April 03, 2014  •  Leave a Comment

Do you want to learn to use your camera better?  DSLR cameras have so many buttons and options that it can be a bit overwhelming at times.  One of my favorite things to do is to check out various photography blogs and watch youtube videos on things I don't understand about photography.  I'm also thinking about possibly teaching an introductory photography class next winter for those people who have a camera, and would like to understand how to take better pictures.

In the meantime, I found some information on a blog from Digital Photography School that talks about how to get perfect focus in your photos.  This blog was written by Elizabeth Hatford and has some great information.

 

Two Factors for Perfect Focus

A Post By: Elizabeth Halford

Recently, I posted that my biggest frustration is improper focus.  If you use a point-and-shoot, the solution it pretty simple. You hold down the shutter button halfway until focus is achieved and then push it the rest of the way down. The only reason you’d be likely to end up with poor focus is, as I said before, you’re shooting in an improper mode. For example, you’re shooting a landscape in macro mode.
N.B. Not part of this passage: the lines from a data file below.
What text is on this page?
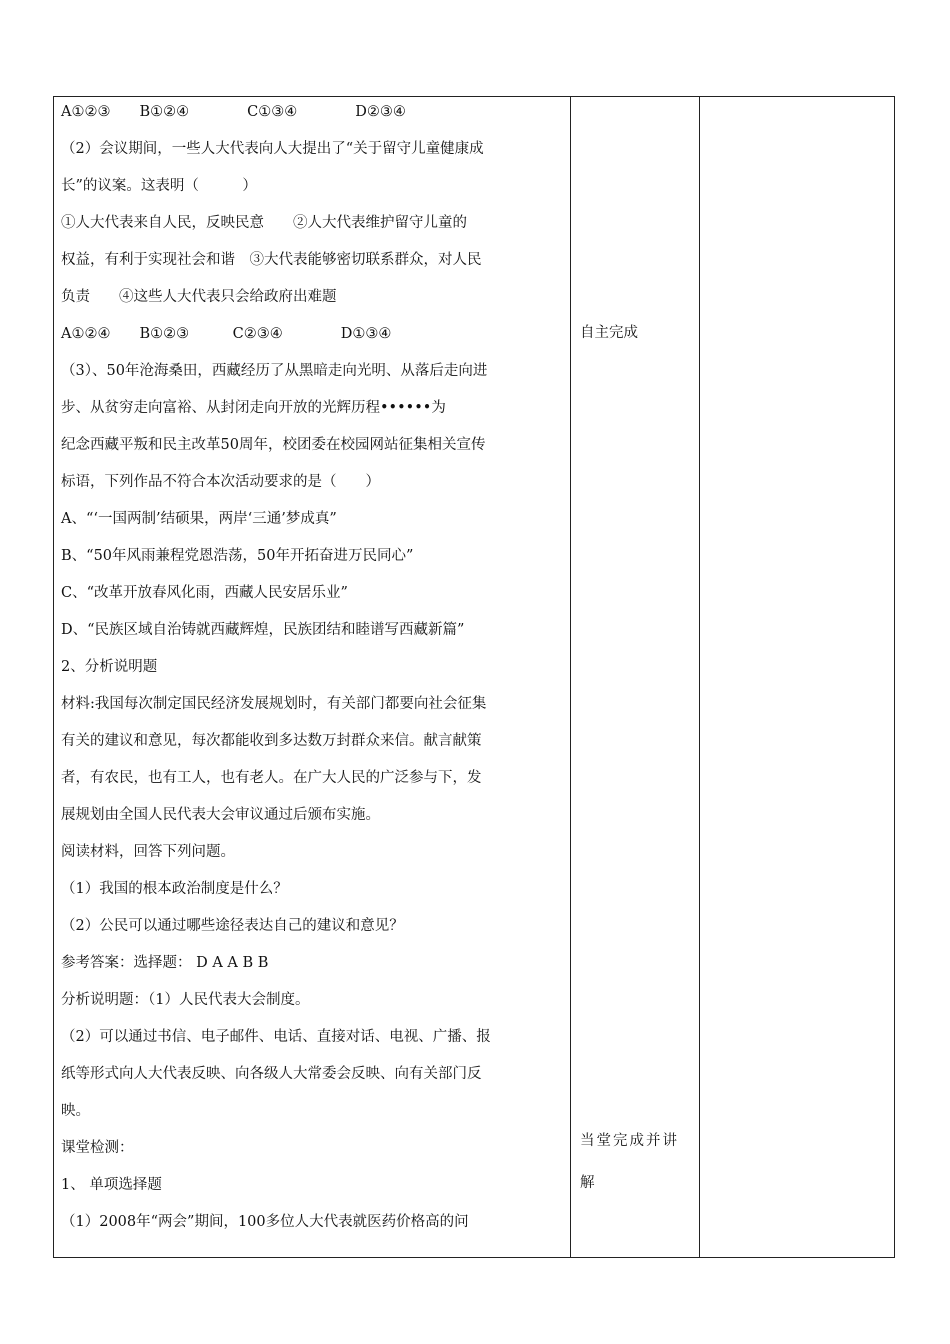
A①②③　　B①②④　　　　C①③④　　　　D②③④
（2）会议期间，一些人大代表向人大提出了“关于留守儿童健康成
长”的议案。这表明（　　　）
①人大代表来自人民，反映民意　　②人大代表维护留守儿童的
权益，有利于实现社会和谐　③大代表能够密切联系群众，对人民
负责　　④这些人大代表只会给政府出难题
A①②④　　B①②③　　　C②③④　　　　D①③④
（3）、50年沧海桑田，西藏经历了从黑暗走向光明、从落后走向进
步、从贫穷走向富裕、从封闭走向开放的光辉历程••••••为
纪念西藏平叛和民主改革50周年，校团委在校园网站征集相关宣传
标语，下列作品不符合本次活动要求的是（　　）
A、“‘一国两制’结硕果，两岸‘三通’梦成真”
B、“50年风雨兼程党恩浩荡，50年开拓奋进万民同心”
C、“改革开放春风化雨，西藏人民安居乐业”
D、“民族区域自治铸就西藏辉煌，民族团结和睦谱写西藏新篇”
2、分析说明题
材料:我国每次制定国民经济发展规划时，有关部门都要向社会征集
有关的建议和意见，每次都能收到多达数万封群众来信。献言献策
者，有农民，也有工人，也有老人。在广大人民的广泛参与下，发
展规划由全国人民代表大会审议通过后颁布实施。
阅读材料，回答下列问题。
（1）我国的根本政治制度是什么？
（2）公民可以通过哪些途径表达自己的建议和意见？
参考答案：选择题： D A A B B
分析说明题：（1）人民代表大会制度。
（2）可以通过书信、电子邮件、电话、直接对话、电视、广播、报
纸等形式向人大代表反映、向各级人大常委会反映、向有关部门反
映。
课堂检测：
1、 单项选择题
（1）2008年“两会”期间，100多位人大代表就医药价格高的问
自主完成
当堂完成并讲
解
For us DSLR users, focus becomes another monster all together.

{Factor 1 – Selecting Focus Mode}

The first thing to consider is the mode you’ve set for your camera. In the menu, there will be an area for ‘AF Modes’. The three you may see are:

1.} One-Shot – Suitable for still subjects. Press the shutter halfway and the camera will focus only once. If the subject moves or you want to recompose the shot, you must release the shutter and press it halfway again to refocus.

2.} AI Servo – Also known as ‘continuous focus’ on a Nikon, AI Servo is used to keep a continuous focus on moving subjects until the shutter is pressed all the way. The ‘AI’ stands for ‘artificial intelligence’ and the camera uses these algorithms to predict where a subject is about to be. This is the setting to be used in sports photography and I use it with children on the go. Wikipedia’s entry on AI Servo says it so well: “Before servo focus the photographer would generally pre-focus on an area where he/she thought the best action would take place; today he/she can follow the entire sequence of events, and select the best later.” In AI Servo mode, the camera won’t beep once focus is achieved. It just keeps focusing until you decide to take the picture.
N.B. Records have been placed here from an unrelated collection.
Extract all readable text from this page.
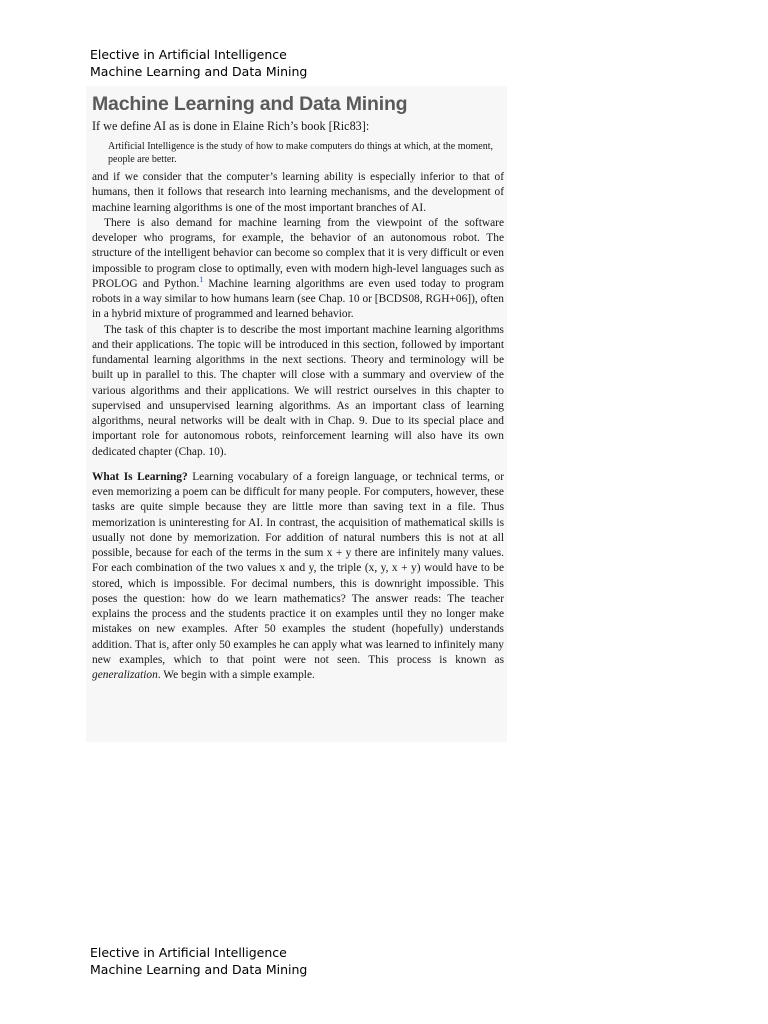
Elective in Artificial Intelligence
Machine Learning and Data Mining
Machine Learning and Data Mining

If we define AI as is done in Elaine Rich’s book [Ric83]:

Artificial Intelligence is the study of how to make computers do things at which, at the moment, people are better.

and if we consider that the computer’s learning ability is especially inferior to that of humans, then it follows that research into learning mechanisms, and the development of machine learning algorithms is one of the most important branches of AI.

There is also demand for machine learning from the viewpoint of the software developer who programs, for example, the behavior of an autonomous robot. The structure of the intelligent behavior can become so complex that it is very difficult or even impossible to program close to optimally, even with modern high-level languages such as PROLOG and Python.$^1$ Machine learning algorithms are even used today to program robots in a way similar to how humans learn (see Chap. 10 or [BCDS08, RGH+06]), often in a hybrid mixture of programmed and learned behavior.

The task of this chapter is to describe the most important machine learning algorithms and their applications. The topic will be introduced in this section, followed by important fundamental learning algorithms in the next sections. Theory and terminology will be built up in parallel to this. The chapter will close with a summary and overview of the various algorithms and their applications. We will restrict ourselves in this chapter to supervised and unsupervised learning algorithms. As an important class of learning algorithms, neural networks will be dealt with in Chap. 9. Due to its special place and important role for autonomous robots, reinforcement learning will also have its own dedicated chapter (Chap. 10).

What Is Learning? Learning vocabulary of a foreign language, or technical terms, or even memorizing a poem can be difficult for many people. For computers, however, these tasks are quite simple because they are little more than saving text in a file. Thus memorization is uninteresting for AI. In contrast, the acquisition of mathematical skills is usually not done by memorization. For addition of natural numbers this is not at all possible, because for each of the terms in the sum x + y there are infinitely many values. For each combination of the two values x and y, the triple (x, y, x + y) would have to be stored, which is impossible. For decimal numbers, this is downright impossible. This poses the question: how do we learn mathematics? The answer reads: The teacher explains the process and the students practice it on examples until they no longer make mistakes on new examples. After 50 examples the student (hopefully) understands addition. That is, after only 50 examples he can apply what was learned to infinitely many new examples, which to that point were not seen. This process is known as generalization. We begin with a simple example.

Elective in Artificial Intelligence
Machine Learning and Data Mining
3.} Al Focus – AI Focus mode starts with normal one-shot focusing (hold the shutter down half way and it will beep when focused) but if the subject starts moving, it will switch to AI Servo mode. Certainly, this is clever of the camera, but Nikon doesn’t even have this option. Why? Your subject is either a living, breathing, moving being or it isn’t. I’m either in One-Shot or AI Servo. AI Focus just seems kind of dumb to this Canon user :)

{Factor 2 – Selecting the AF Area}

In my camera (A Canon 7D) there are three AF Areas and it should be pretty much the same in most cameras.

1.} Single Point AF – this selects one spot to be used for focus. In the viewfinder, you’ll see the little square and you press the shutter halfway and the camera will beep to let you know that focus has been achieved. This mode is useful if you often follow the rule of thirds because you can focus on your subject, slowly re-compose the shot and take the photo. Your subject will be in focus.

2.} Zone AF – Focus points are organized into five different groupings, and the camera uses one of the points in the group to autofocus. Can be used in the thirds composition as above but offers a bigger area for focus, useful for tighter shots and portraits.

3.} Auto Select 19-point AF – All 19 available autofocus points are used. If multiple areas are in focus, all of these points will light up in the viewfinder. This is the mode used in full auto and creative auto modes. Pressing the shutter halfway will display the AF point(s) which have achieved focus. If multiple points are displayed, it means they all have achieved focus. This mode tends to focus the nearest subject. Great for moving subjects.